Children, Adom thought. All of them. Playing at competition with absolutely no concept of real battle. In his first life, by their age, most would have already faced genuine life-or-death situations.

"Look," Coach Viriam continued, "I'm sure he's a nice enough kid, but this is Krozball, not storytelling hour at the library. People get hurt. Badly. Remember Galen Nox? Shattered his entire arm cage on that bad fall last season."

"Rib cage," Hugo corrected. "And yes, but—"

"My point exactly! We're talking broken bones as a matter of course. And now you want me to put—" Viriam gestured vaguely in Adom's direction, "—that on the field?"

Again.

"Coach," Hugo said, lowering his voice slightly (though not nearly enough), "I know this sounds crazy, but you have to see him play. He's got the best spatial awareness I've ever seen in a third-year.
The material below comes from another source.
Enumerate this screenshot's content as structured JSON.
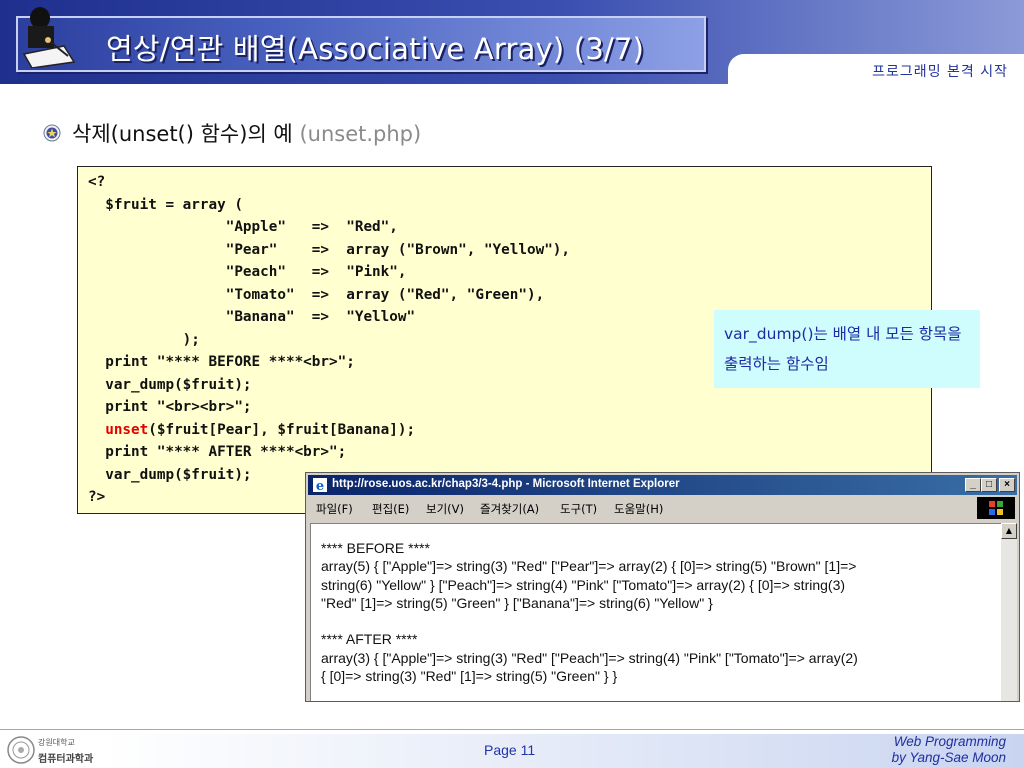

Maybe in any year."

"The dungeon hero, right?" Viriam's tone made it clear exactly what he thought of that title. "Look, I'm sure the stories about him are very exciting, but they're probably exaggerated. Kids that age tend to—"
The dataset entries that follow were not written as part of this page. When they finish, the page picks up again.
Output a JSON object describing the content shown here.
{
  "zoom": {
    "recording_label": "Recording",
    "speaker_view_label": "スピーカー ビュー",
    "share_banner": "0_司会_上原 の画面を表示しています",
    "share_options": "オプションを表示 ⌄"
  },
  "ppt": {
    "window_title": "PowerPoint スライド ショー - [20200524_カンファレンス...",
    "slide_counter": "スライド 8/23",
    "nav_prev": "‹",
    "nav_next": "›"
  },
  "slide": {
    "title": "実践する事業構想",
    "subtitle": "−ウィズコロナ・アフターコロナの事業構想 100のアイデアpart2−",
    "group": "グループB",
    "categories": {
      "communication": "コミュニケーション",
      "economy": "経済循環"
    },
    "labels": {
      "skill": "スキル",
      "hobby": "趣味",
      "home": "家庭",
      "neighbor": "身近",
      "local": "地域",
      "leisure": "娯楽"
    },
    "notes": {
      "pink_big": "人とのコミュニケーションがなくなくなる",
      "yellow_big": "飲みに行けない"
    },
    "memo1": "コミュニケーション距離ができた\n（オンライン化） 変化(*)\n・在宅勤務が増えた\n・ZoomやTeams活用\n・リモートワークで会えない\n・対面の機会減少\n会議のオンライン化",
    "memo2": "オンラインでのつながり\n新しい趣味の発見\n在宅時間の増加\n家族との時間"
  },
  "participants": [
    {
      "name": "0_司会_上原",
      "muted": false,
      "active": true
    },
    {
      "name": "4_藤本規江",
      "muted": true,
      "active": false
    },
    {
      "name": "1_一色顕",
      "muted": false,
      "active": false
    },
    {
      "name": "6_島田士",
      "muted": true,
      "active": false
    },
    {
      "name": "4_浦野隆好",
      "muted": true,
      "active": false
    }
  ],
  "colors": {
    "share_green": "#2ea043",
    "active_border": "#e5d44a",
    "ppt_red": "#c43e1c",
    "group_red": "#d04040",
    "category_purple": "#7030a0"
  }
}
"I watched him take down Serena in a duel," Hugo cut in. "Clean win. No tricks."

That caused a moment of silence. Even Viriam seemed to hesitate.

"You told me already, but are you sure?"

"Absolutely."

"Probably a fluke," Viriam muttered, but with less conviction now. "Or she was going easy on him."

"Serena doesn't go easy on anyone. You know that."

From the bench nearby, Serena herself looked up sharply. Her eyes found Adom, measuring him silently. Unlike the others, she wasn't laughing. Her jaw tightened, and she scoffed loudly enough for everyone to hear.

"It wasn't a fluke," she said flatly. "And I wasn't going easy." She returned to adjusting her gauntlets, adding under her breath, "Won't make that mistake again."

Sam leaned closer to Adom. "You okay?"

"Fine," Adom replied flatly.

"You don't look fine. You look like you're plotting someone's violent demise."

"That's just my face."

Sam snorted. "No, your plotting-violence face has more of a squint to it. This is your I'm-too-dignified-to-acknowledge-I'm-annoyed face. Very different."

Despite himself, the corner of Adom's mouth twitched upward. "The difference is smaller than you'd think."

Sam snorted. "Your sense of humor gets really dark when people underestimate you."

"It's not the underestimation," Adom said quietly. "It's the tedium of it. Eighty years, and I still have to deal with the exact same nonsense."

Across the field, Coach Viriam was still expressing his reservations. "And what about his parents? You think they'd be happy to learn we've put their precious boy on a collision course with some fifth year's fist?"

"He's Commander Sylla's son," Hugo reminded him.

"Oh, even better," Viriam threw up his hands. "So when he gets his arm broken, I'll have one of the Empire's top military commanders on my doorstep. Fantastic."

"Coach," Hugo said, with the patience of someone explaining a simple concept to a particularly stubborn child, "just watch him. One practice. That's all I'm asking."

Viriam stared at Hugo for a long moment, then let out an exaggerated sigh. "Fine. One practice. But if he gets flattened, that's on you. You saw what his father did last semester. I want none of that."

"Deal."

Adom finished adjusting his gear and stood up.

"All right," Viriam shouted, suddenly shifting to his full coaching voice. "Everyone on the field! Let's see what we're working with!"

Adom caught Hugo giving him an encouraging nod. He returned it with the barest inclination of his head.

"Remember," Sam said as Adom prepared to join the others on the field, "no magical death spells if someone laughs at you."

"I'd never," Adom replied with feigned innocence.

"Uh-huh. I saw your face when Talef made that height joke. Pure murder."

"Not murder. Just mild maiming."

Sam grinned. "Show them what you've got, old man."

Adom allowed himself a small, genuine smile. "Oh, I intend to."